44 Russian and 44-40 are very different. Besides being longer, 44-40 has a tapered case. 44 Russian, 44 Special, and 44 Magnum all have the 44 Russian as their ancestor. Any revolver chambered for 44 Special can also fire 44 Russian. Any revolver chambered for 44 Mag can also fire 44 Special and 44 Russian. Any revolver chambered for 44 Russian can only chamber 44 Russian ammunition.




44 Russian ammunition was quite common in the US.







I load 44 Russian with Black Powder all the time. I use the same Big Lube bullets that I use with 44-40. I buy the 44 Mav-Dutchman bullet from Whyte Leather and have them sized to .428, rather than the normal .427 because I have 44-40 rifles that have a couple of different groove diameters.







QuoteI know the idea of the Schofield latch was to do it one handed, but the regular 'press up' latch of the model three seems like it would be just as easy to do one handed, and you'd need both once you are putting the rounds in anyway, right?

No. In my experience it is much easier to open the Schofield style latch one handed than the style of latch on all the other #3 Top Breaks.
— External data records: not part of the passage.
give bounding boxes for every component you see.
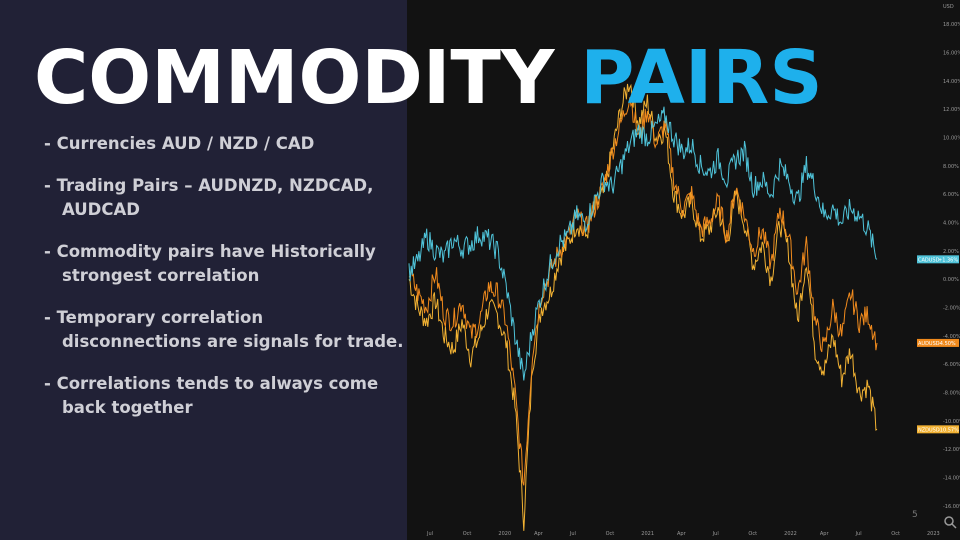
- zoom-icon[interactable]: [943, 515, 957, 529]
- y-tick-label: -2.00%: [943, 306, 960, 312]
- x-tick-label: 2021: [641, 531, 654, 537]
- x-tick-label: Apr: [534, 531, 544, 537]
- series-last-value: -4.50%: [938, 341, 956, 347]
- y-tick-label: -6.00%: [943, 362, 960, 368]
- x-tick-label: Oct: [748, 531, 757, 537]
- y-tick-label: 18.00%: [943, 22, 960, 28]
- title-word-commodity: COMMODITY: [34, 35, 555, 121]
- x-tick-label: Jul: [855, 531, 862, 537]
- y-axis-unit: USD: [943, 4, 954, 10]
- y-tick-label: 4.00%: [943, 221, 959, 227]
- bullet-historical-correlation: - Commodity pairs have Historically stro…: [44, 242, 376, 285]
- text-panel: [0, 0, 407, 540]
- bullet-list: - Currencies AUD / NZD / CAD - Trading P…: [44, 132, 404, 438]
- y-tick-label: 14.00%: [943, 79, 960, 85]
- y-tick-label: 6.00%: [943, 192, 959, 198]
- chart-watermark: 5: [912, 510, 918, 520]
- title-word-pairs: PAIRS: [580, 35, 823, 121]
- bullet-disconnection-signals: - Temporary correlation disconnections a…: [44, 308, 404, 351]
- y-tick-label: 2.00%: [943, 249, 959, 255]
- x-tick-label: Oct: [891, 531, 900, 537]
- y-tick-label: -12.00%: [943, 447, 960, 453]
- chart-panel: [407, 0, 960, 540]
- series-name-label: AUDUSD: [918, 341, 940, 347]
- bullet-trading-pairs: - Trading Pairs – AUDNZD, NZDCAD, AUDCAD: [44, 176, 374, 219]
- series-line-audusd: [408, 97, 878, 486]
- x-tick-label: Jul: [569, 531, 576, 537]
- y-tick-label: 8.00%: [943, 164, 959, 170]
- y-tick-label: -14.00%: [943, 476, 960, 482]
- y-tick-label: 0.00%: [943, 277, 959, 283]
- x-axis: Jul Oct 2020 Apr Jul Oct 2021 Apr Jul Oct 2022 Apr J…: [426, 531, 940, 537]
- x-tick-label: 2020: [498, 531, 511, 537]
- last-value-tag-audusd: AUDUSD-4.50%: [917, 338, 959, 347]
- x-tick-label: Apr: [820, 531, 830, 537]
- correlation-chart: USD 18.00% 16.00% 14.00% 12.00% 10.00% 8.00% 6…: [408, 4, 960, 537]
- y-tick-label: -16.00%: [943, 504, 960, 510]
- series-line-cadusd: [408, 106, 878, 381]
- y-tick-label: 10.00%: [943, 136, 960, 142]
- series-line-nzdusd: [408, 83, 878, 531]
- series-name-label: NZDUSD: [918, 427, 940, 433]
- y-tick-label: -4.00%: [943, 334, 960, 340]
- x-tick-label: 2023: [927, 531, 940, 537]
- series-lines: [408, 83, 878, 531]
- slide-title: COMMODITY PAIRS: [34, 28, 823, 128]
- last-value-tag-nzdusd: NZDUSD-10.57%: [917, 425, 959, 434]
- bullet-currencies: - Currencies AUD / NZD / CAD: [44, 134, 315, 153]
- bullet-come-back-together: - Correlations tends to always come back…: [44, 374, 379, 417]
- series-last-value: +1.36%: [938, 257, 958, 263]
- last-value-tags: CADUSD+1.36% AUDUSD-4.50% NZDUSD-10.57%: [917, 255, 959, 434]
- x-tick-label: Oct: [463, 531, 472, 537]
- series-last-value: -10.57%: [938, 427, 959, 433]
- x-tick-label: 2022: [784, 531, 797, 537]
- series-name-label: CADUSD: [918, 257, 940, 263]
- y-tick-label: -8.00%: [943, 391, 960, 397]
- x-tick-label: Apr: [677, 531, 687, 537]
- y-tick-label: 12.00%: [943, 107, 960, 113]
- y-tick-label: -10.00%: [943, 419, 960, 425]
- x-tick-label: Jul: [426, 531, 433, 537]
- last-value-tag-cadusd: CADUSD+1.36%: [917, 255, 959, 263]
- x-tick-label: Oct: [606, 531, 615, 537]
- y-axis: 18.00% 16.00% 14.00% 12.00% 10.00% 8.00% 6.00%…: [943, 22, 960, 510]
- y-tick-label: 16.00%: [943, 51, 960, 57]
- x-tick-label: Jul: [712, 531, 719, 537]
Doing it right now on a NM#3. Right hand gripping the grip, right thumb shoves the latch up. Left hand grabs the barrel and rotates it down. The ergonomics of the Schofield latch make it easier to pull back with the thumb of the hand holding the revolver. That's why old Daniel Wesson wanted his engineers to find a way around Schofield's patent but still retaining the general idea.

I think somewhere in there you asked about the strength of the two different styles of latch systems. They were completely adequate for the ammunition they were designed for. In addition, all firearms made in Italy are proofed in government proof houses. Any modern Italian replica will be completely safe to shoot with modern Smokeless ammunition that adheres to SAAMI industry pressure stancards.

Personally, I never shoot my antique Top Breaks with anything other than ammunition I load with Black Powder. Yes, it is the pressure spike. The older steel cannot always take the rapid pressure spike generated by most Smokeless powders.

Yes, cleaning up after shooting Black Powder is messy, much messier than cleaning up after shooting Smokeless. However I have found over many years that cleaning up after shooting BP actually takes less elbow grease than cleaning up after Smokeless, and BP solvents are water based, rather than nasty smelling Smokeless solvents.

And Black Powder is not as corrosive as most shooters think. After a match I am usually too tired to sit down and clean two pistols, a rifle and a shotgun. I try to clean them within a week. I am not going to state in public how long I have actually let them sit without cleaning, suffice it to say it has been much longer than a week. And they have not corroded into piles of rust.